Unlike alcohol, which was the only commonly available psychoactive substance in the old world until they arrived, sugar, nicotine and caffeine had at least some stimulating properties, and so offered a very different experience, one that was more conducive to the labour of everyday life. These were the "18th-century equivalent of uppers", writes the Scottish historian Niall Ferguson. "The empire, it might be said, was built on a huge sugar, caffeine and nicotine rush – a rush nearly everyone could experience."
在它们到来之前,酒精是旧世界唯一常见的精神活性物质,而糖、尼古丁和咖啡因不一样,它们至少有一些刺激作用,因此能够提供一种非常不同的体验,一种对日常生活的劳动更有益的体验。苏格兰历史学家尼尔·弗格森写道,它们都属于“18世纪的上流社会”。“可以说,这个帝国是建立在对糖、咖啡因和尼古丁的强烈刺激上的——几乎每个人都能体验到这种刺激。”
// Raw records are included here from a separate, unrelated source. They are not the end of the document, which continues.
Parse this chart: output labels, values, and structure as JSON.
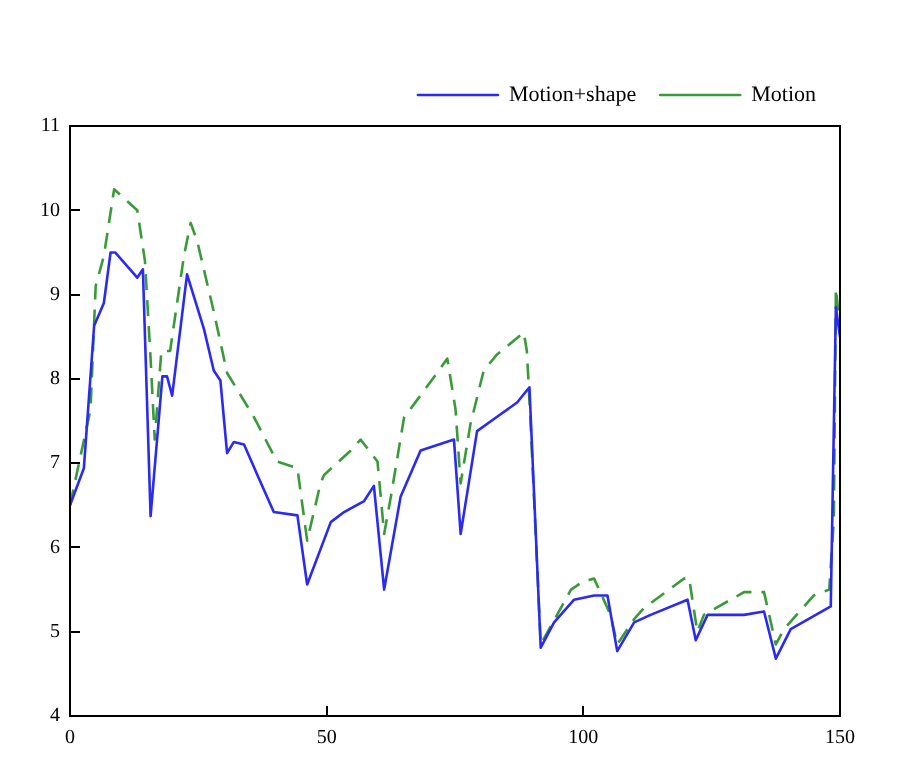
{
  "chart_data": {
    "type": "line",
    "legend": "top right",
    "grid": false,
    "marker": "none",
    "xlim": [
      0,
      150
    ],
    "xticks": [
      0,
      50,
      100,
      150
    ],
    "ylim": [
      4,
      11
    ],
    "yticks": [
      4,
      5,
      6,
      7,
      8,
      9,
      10,
      11
    ],
    "series": [
      {
        "name": "Motion+shape",
        "color": "#2a2af0",
        "line_style": "solid",
        "x": [
          0,
          2.7,
          4.7,
          6.6,
          7.9,
          8.8,
          13.1,
          14.2,
          15.7,
          18,
          18.9,
          19.9,
          22.8,
          26.1,
          28,
          29.3,
          30.6,
          31.9,
          33.9,
          36.5,
          39.7,
          44.3,
          46.2,
          50.8,
          53.4,
          57.3,
          59.2,
          61.2,
          64.4,
          68.3,
          74.8,
          76.1,
          79.3,
          83.2,
          87.1,
          89.5,
          91.7,
          94.3,
          98.2,
          102.1,
          104.7,
          106.6,
          109.9,
          113.1,
          120.3,
          121.9,
          124.2,
          131.3,
          135.2,
          137.5,
          140.4,
          148.2,
          149.2,
          150
        ],
        "values": [
          6.5,
          6.94,
          8.63,
          8.9,
          9.5,
          9.5,
          9.2,
          9.3,
          6.37,
          8.03,
          8.03,
          7.8,
          9.24,
          8.59,
          8.1,
          7.98,
          7.12,
          7.25,
          7.22,
          6.86,
          6.42,
          6.38,
          5.56,
          6.3,
          6.42,
          6.55,
          6.73,
          5.5,
          6.6,
          7.15,
          7.28,
          6.16,
          7.38,
          7.55,
          7.72,
          7.9,
          4.81,
          5.11,
          5.38,
          5.43,
          5.43,
          4.77,
          5.11,
          5.2,
          5.38,
          4.9,
          5.2,
          5.2,
          5.24,
          4.68,
          5.03,
          5.3,
          8.85,
          8.5
        ]
      },
      {
        "name": "Motion",
        "color": "#3a9a3a",
        "line_style": "dashed",
        "x": [
          0,
          4,
          5,
          6.6,
          8.6,
          13.1,
          14.6,
          15.7,
          16.5,
          17.8,
          19.5,
          22.2,
          23.5,
          24.8,
          28,
          30.6,
          35.8,
          40.3,
          44.3,
          46.2,
          48.8,
          49.5,
          54.7,
          56.6,
          59.9,
          61.2,
          62.5,
          65.1,
          66.3,
          71.5,
          73.5,
          75.1,
          76.1,
          78,
          80.6,
          83.2,
          88.4,
          89,
          89.6,
          91.7,
          97.6,
          100.1,
          102.1,
          105.3,
          106.6,
          109.9,
          111.8,
          119.6,
          120.6,
          122.2,
          123.5,
          131.3,
          135.2,
          137.5,
          139.1,
          144.9,
          147.9,
          148.8,
          149.2,
          150
        ],
        "values": [
          6.5,
          7.64,
          9.1,
          9.46,
          10.25,
          10.0,
          9.4,
          8.24,
          7.28,
          8.33,
          8.33,
          9.46,
          9.85,
          9.63,
          8.8,
          8.07,
          7.55,
          7.02,
          6.94,
          6.08,
          6.76,
          6.86,
          7.15,
          7.28,
          7.02,
          6.16,
          6.6,
          7.55,
          7.64,
          8.07,
          8.24,
          7.64,
          6.76,
          7.46,
          8.1,
          8.29,
          8.55,
          8.33,
          7.64,
          4.85,
          5.5,
          5.6,
          5.63,
          5.2,
          4.85,
          5.15,
          5.28,
          5.63,
          5.64,
          5.0,
          5.2,
          5.47,
          5.47,
          4.85,
          5.03,
          5.43,
          5.5,
          6.33,
          9.07,
          8.6
        ]
      }
    ]
  }
}
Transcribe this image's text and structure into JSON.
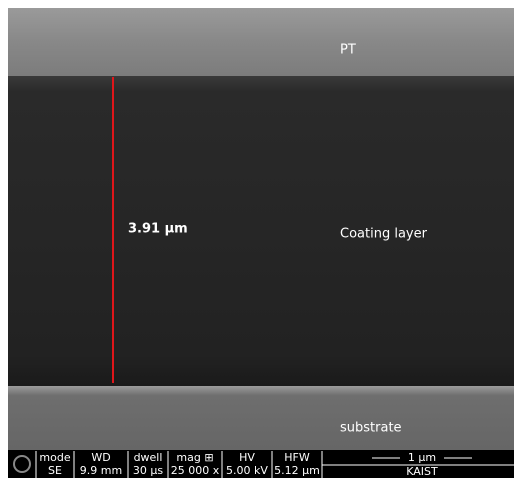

Sugar, more than anything, seems to have made life worth living (as it still does) for so many, particularly those whose lives lacked the kind of pleasures that relative wealth and daily hours of leisure might otherwise provide. Sugar was "an ideal substance", says Mintz. "It served to make a busy life seem less so; it eased, or seemed to ease, the changes back and forth from work to rest; it provided swifter sensations of fullness or satisfaction than complex carbohydrates did; it combined with many other foods … No wonder the rich and powerful liked it so much, and no wonder the poor learned to love it."
糖似乎比任何东西都更能让很多人的生活变得有意义(现在仍然如此),尤其是那些生活中缺乏相对财富和每日休闲时间所能提供的那种乐趣的人。糖是“一种理想的物质”,明茨说。“它让忙碌的生活看起来不那么忙碌,它减轻了(或似乎减轻了)工作与休息之间的变化。与复合碳水化合物相比,它能更快地提供饱腹感或满足感。它和许多其他食物结合在一起……难怪有钱有势的人这么喜欢它,也难怪穷人学会了喜欢它。”
What Oscar Wilde wrote about a cigarette in 1891 might also be said about sugar: It is "the perfect pleasure. It is exquisite, and it leaves one unsatisfied. What more can one want?"
奥斯卡·王尔德于1891年写的一篇关于香烟的文章也可以说是关于糖的:它是“完美的愉悦”。它是精致的,让人不满意。一个人还想要什么呢?”
Children certainly respond to sugar instantaneously. Give babies a choice of sugar water or plain, wrote the British physician Frederick Slare 300 years ago, and "they will greedily suck down the one, and make Faces at the other: Nor will they be pleas'd with Cows Milk, unless that be bless'd with a little Sugar, to bring it up to the Sweetness of Breast-Milk".
孩子们对糖的反应当然是瞬间的。300年前英国医生弗雷德里克·斯拉曾写道:如果让宝宝们从糖水和纯净水里选,“他们会贪婪地吮吸完一个,然后对着另一个做鬼脸:他们也不会喜欢喝牛奶的,除非在牛奶里加一点糖,使它的甜味和母乳的甜味一致。”
One proposition commonly invoked to explain why the English would become the world's greatest sugar consumers and remain so through the early 20th century – alongside the fact that the English had the world's most productive network of sugar-producing colonies – is that they lacked any succulent native fruit, and so had little previous opportunity to accustom themselves to sweet things, as Mediterranean populations did. The sweet taste was more of a novelty to the English, and their first exposure to sugar occasioned a population-wide astonishment.
为什么英国人会成为世界上最大的食糖消费国并且一直保持到20世纪初(同时英国人还拥有世界上最多产的制糖殖民网络)?通常被用来解释这一问题的命题就是,英国本地没有多汁的水果,所以之前很少有机会像地中海人那样习惯吃甜食。对于英国人来说甜味是一种新奇的东西,所以糖初次到英国时便惊艳了全英国人。